Hello readers! Very sorry for the delay; I know I haven’t posted a new blog post in close to six months (since December), but it’s mainly due to my busy (masochistic?) schedule. I played with the New World Symphony, took a couple of professional auditions, bought a new bassoon, and gave a recital to finish up my first year of my master’s degree at the Cleveland Institute of Music, so it’s been a productive second semester to say the least.

I’ll write about all of the recent activities that I’ve mentioned above in the blog soon, but I decided to write about something more current that’s had one of the biggest impacts on my musicality as a whole this past year, and I’d like to share it with you since I believe this concept of music should be universal in all great performances.

The concept is simple: “Up is up, down is down.”

John Mack, Principal Oboe of the Cleveland Orchestra from 1965 to 2001.

John Mack, Principal Oboe of the Cleveland Orchestra from 1965 to 2001.

The following phrase was coined and pioneered by John Mack, previous principal oboe of the Cleveland Orchestra appointed by George Szell from 1965 to 2001. CIM knows and deeply respects the teachings of Mack and takes pride in his association with Cleveland as a whole for his enlightening teachings and immaculate recordings he has with the Cleveland Orchestra.

So, what does “Up is up, down is down” mean exactly?

In a basic, diluted sense, when the notated music goes up, you give more in volume and presence. When the notation is written in a downward motion, the inverse is achieved. It’s almost a little puerile to be told this, but the results after one considers this concept viable (and is almost necessary) are very stark.

While the concept is simple, it can add so much to one’s musical ideas; orchestral passages and excerpts, solo repertoire, and even new music, can all benefit from this practice of understanding the contour of just a simple line made up of black ink on white paper.

Let’s look at some examples:

Oboe I solo from Strauss’s “Don Juan”

Oboe I solo from Strauss’s “Don Juan”

While the passage above contains no dynamic marking, and scarce dynamic markings, oboists still consider this passage one of the most iconic and important solos in all of the orchestral oboe repertoire. Why? Because the music lies within the contour of the line, thus making it more human and logical.

Instrumentalists rarely think about their voice. Of course, they think about the voice of their instrument, their reeds, bows, how their sound is being perceived in the hall, etc., but the first thing that should pop into their head when playing a passage should be “Wait, how would I sing this like a vocalist?”.

And that’s where “Up is up, down is down” comes in.
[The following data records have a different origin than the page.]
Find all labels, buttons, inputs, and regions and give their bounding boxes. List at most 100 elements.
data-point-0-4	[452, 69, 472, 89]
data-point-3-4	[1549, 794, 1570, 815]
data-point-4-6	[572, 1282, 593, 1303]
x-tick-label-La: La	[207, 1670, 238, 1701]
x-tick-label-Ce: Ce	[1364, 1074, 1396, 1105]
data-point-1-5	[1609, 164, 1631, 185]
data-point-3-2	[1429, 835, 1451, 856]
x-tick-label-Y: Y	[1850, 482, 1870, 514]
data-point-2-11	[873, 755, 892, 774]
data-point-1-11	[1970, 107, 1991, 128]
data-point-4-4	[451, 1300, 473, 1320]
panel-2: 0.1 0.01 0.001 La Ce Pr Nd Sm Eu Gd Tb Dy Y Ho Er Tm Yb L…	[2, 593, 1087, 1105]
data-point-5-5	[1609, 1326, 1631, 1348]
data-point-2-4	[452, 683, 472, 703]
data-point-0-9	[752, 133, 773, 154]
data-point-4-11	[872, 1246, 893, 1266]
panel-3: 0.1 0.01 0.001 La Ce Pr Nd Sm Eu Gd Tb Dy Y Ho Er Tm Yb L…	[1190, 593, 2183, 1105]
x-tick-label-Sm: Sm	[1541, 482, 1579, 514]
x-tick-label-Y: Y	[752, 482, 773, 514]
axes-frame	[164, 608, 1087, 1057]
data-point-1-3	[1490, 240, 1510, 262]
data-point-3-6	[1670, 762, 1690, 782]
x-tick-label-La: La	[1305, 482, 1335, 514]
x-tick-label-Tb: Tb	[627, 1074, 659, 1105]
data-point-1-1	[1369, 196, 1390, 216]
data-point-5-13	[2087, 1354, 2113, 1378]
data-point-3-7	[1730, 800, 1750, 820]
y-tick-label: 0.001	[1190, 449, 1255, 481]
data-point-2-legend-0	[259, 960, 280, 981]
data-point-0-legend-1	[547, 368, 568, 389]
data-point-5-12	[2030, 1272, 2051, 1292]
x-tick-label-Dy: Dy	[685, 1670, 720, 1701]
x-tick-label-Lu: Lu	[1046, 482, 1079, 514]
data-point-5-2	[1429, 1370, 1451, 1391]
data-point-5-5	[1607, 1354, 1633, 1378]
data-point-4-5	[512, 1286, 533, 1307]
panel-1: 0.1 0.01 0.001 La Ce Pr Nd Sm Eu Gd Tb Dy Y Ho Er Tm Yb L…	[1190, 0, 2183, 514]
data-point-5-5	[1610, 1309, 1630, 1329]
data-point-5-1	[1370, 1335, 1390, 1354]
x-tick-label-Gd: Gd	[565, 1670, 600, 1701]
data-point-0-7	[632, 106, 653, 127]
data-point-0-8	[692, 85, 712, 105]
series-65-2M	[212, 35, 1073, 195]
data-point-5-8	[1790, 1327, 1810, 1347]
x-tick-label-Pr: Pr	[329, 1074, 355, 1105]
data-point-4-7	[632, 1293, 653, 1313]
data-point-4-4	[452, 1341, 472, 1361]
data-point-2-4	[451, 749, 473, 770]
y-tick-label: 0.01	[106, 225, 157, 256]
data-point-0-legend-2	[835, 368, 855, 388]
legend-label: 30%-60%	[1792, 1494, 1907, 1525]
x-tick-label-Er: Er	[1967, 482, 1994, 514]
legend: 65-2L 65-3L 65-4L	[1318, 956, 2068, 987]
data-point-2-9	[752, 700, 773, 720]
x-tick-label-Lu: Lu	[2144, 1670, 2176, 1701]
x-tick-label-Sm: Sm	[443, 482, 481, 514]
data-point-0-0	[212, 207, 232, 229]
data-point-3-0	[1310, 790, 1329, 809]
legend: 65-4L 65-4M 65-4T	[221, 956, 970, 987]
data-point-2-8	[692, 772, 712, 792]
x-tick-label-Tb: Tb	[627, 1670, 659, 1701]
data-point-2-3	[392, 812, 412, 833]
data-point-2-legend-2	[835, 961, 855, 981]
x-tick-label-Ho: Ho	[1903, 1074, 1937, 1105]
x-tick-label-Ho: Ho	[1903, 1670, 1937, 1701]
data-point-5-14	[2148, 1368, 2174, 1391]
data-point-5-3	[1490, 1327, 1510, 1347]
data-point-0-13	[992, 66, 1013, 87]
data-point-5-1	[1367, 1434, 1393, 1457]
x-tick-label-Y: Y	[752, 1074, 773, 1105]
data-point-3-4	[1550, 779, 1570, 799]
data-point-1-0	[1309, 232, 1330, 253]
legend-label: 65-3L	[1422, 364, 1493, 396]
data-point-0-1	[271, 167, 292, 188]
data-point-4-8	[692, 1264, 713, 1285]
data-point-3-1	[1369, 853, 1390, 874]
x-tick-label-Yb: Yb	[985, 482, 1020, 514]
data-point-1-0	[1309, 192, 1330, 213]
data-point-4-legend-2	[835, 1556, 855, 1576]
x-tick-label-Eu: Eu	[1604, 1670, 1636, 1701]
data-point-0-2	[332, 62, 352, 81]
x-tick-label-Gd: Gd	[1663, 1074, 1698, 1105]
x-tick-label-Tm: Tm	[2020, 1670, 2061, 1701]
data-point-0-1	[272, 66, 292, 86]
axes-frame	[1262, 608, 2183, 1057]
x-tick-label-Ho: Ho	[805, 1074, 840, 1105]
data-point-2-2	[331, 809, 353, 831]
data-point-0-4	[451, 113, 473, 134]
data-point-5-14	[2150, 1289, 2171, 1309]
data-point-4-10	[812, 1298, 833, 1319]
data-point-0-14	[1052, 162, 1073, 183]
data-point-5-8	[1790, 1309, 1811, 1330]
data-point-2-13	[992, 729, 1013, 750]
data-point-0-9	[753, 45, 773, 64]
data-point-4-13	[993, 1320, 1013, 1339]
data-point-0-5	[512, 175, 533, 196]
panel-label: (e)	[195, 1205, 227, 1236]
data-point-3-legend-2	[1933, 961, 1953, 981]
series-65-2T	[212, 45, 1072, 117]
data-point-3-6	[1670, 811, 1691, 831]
Some of the most heart-moving and inspirational performances I’ve seen were from opera productions, and they rightfully should’ve been, seeing as how the voice is the most natural instrument of all. (And it’s technically a double reed!)

Here’s how I would interpret the passage from “Don Juan”:

The red lines represent crescendos, while the blue lines represent decrescendos.

The red lines represent crescendos, while the blue lines represent decrescendos.

This is a watered version of what one might come up with for this excerpt, but it’s a start to something that comes across as more humane and vocal than coming from an inanimate object that has no soul or heartbeat, which can sidetrack our musical ability if we think about the nature of our instruments too much. That’s why I respect vocalists so much in their field; They’re able to pile on all these sorts of concepts into their performance, yet what they do is the most artistic way of just being human.

A lot of instrumentalists say things like “I would’ve played that line better if I had a better instrument.”, or “My musicality would’ve made more sense if I had the right reed.” No, it wouldn’t have; your musical ability is something that’s destined for you to take control of, rather than having your equipment do for you. If you ask any musician in the Cleveland Orchestra what their instrument is, they’ll immediately say it’s their tool, just like a professional grade camera; there’s different settings you can use, and certain mechanics like lenses and hair triggers that can be beneficial in your art of photo capturing, but that camera is only the tool in a grand scheme of capturing the product desired in your quest to make something great. The Product is the final result, not the tool.

I fell in love with this idea when I first moved here to Cleveland, and hopefully you find that this practice helps you find a more meaningful, tender performance in your musical career.